Разбор ключевых разделов

Architecture — ASCII или SVG?

Для AGENTS.md лучше ASCII: он рендерится в любом терминале и редакторе, не требует рендерера, работает в контексте модели без потери информации. Задача диаграммы здесь — показать зависимости между файлами, а не красивую презентацию.

ReAct Loop Invariants — зачем явно?

ReAct Loop — центральный компонент проекта. Любое изменение оркестратора может сломать один из инвариантов незаметно: например, агент перестанет логировать вызовы инструментов или не завершит цикл при ошибке. Явный список инвариантов говорит Claude Code: «перед коммитом изменений в orchestrator.py проверь, что каждый из этих пунктов по-прежнему верен».

Anti-Patterns с кодом

Лучший способ объяснить, что нельзя делать — показать плохой пример и хороший рядом. Текстовое «не используй sync HTTP» агент понимает хуже, чем увиденный код с комментарием # WRONG.

Вложенные AGENTS.md

Если проект большой, можно создать отдельные AGENTS.md для поддиректорий.
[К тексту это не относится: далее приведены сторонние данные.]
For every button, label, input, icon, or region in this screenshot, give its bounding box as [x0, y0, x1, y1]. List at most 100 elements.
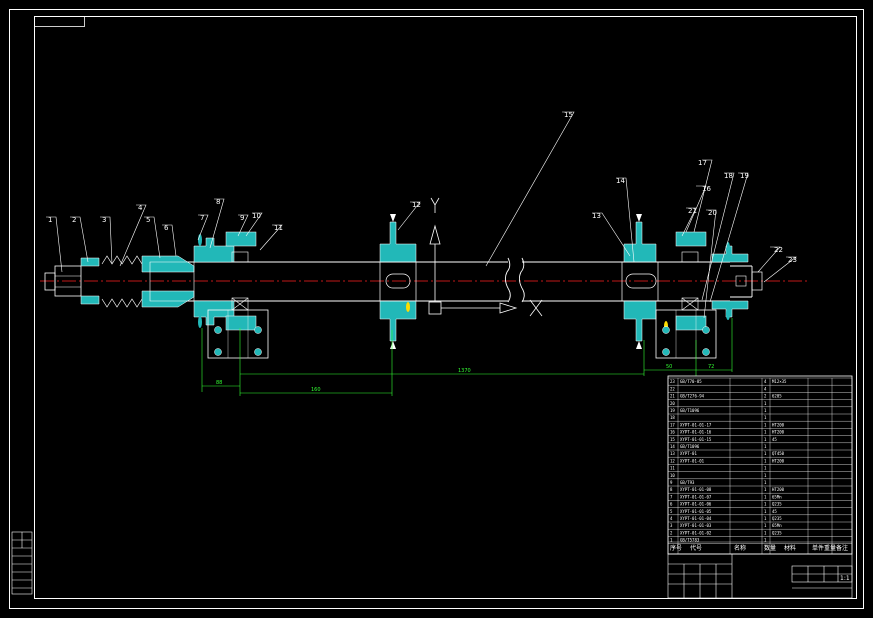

Они дополняют корневой файл и применяются когда Claude Code работает в контексте этой директории.

## tools/AGENTS.md

# Tools subsystem — additional context

## Adding a New Tool — Checklist

1. Create `tools/your_tool.py` with async function
2. Define Pydantic input model in the same file
3. Write full JSON Schema in `registry.py`:
   - Include `description` on every property
   - Mark required fields explicitly
4. Add to `TOOL_DISPATCH` in registry.py
5. Write unit test with mocked external calls
6. Test manually: `python -c "from tools.your_tool import your_tool; ..."`

## Tool Output Contract

Every tool must return a `ToolResult` TypedDict:
```python
class ToolResult(TypedDict):
    success: bool
    data: str          # main output, always a string
    metadata: dict     # optional structured data
    error: str | None  # None if success
```

The orchestrator expects this shape — do not return raw strings or dicts.

Шпаргалка: что должно быть в AGENTS.md

Чеклист: AGENTS.md

Project Overview

Что делает проект, какой стек, главный паттерн — 3–5 строк

Architecture diagram

ASCII-схема зависимостей между файлами, стрелки = поток данных

Key Files table

Имя файла → роль → особые замечания для редактирования

Setup commands

Точные команды для install, run, test

Code Conventions

async/await правила, naming, logging, error handling — только неочевидное

Environment Variables

Таблица переменных + явное «не коммитить»

Testing

Как запускать, что моковать, что НЕ моковать

Anti-Patterns

Конкретные примеры WRONG / CORRECT с объяснением причины

Key Invariants

Список условий, которые должны соблюдаться для критичных компонентов

Правило проверки. После написания AGENTS.md задайте Claude Code вопрос: «Как добавить новый инструмент в этот проект?» Если ответ точный и воспроизводимый без дополнительных вопросов — документ написан хорошо.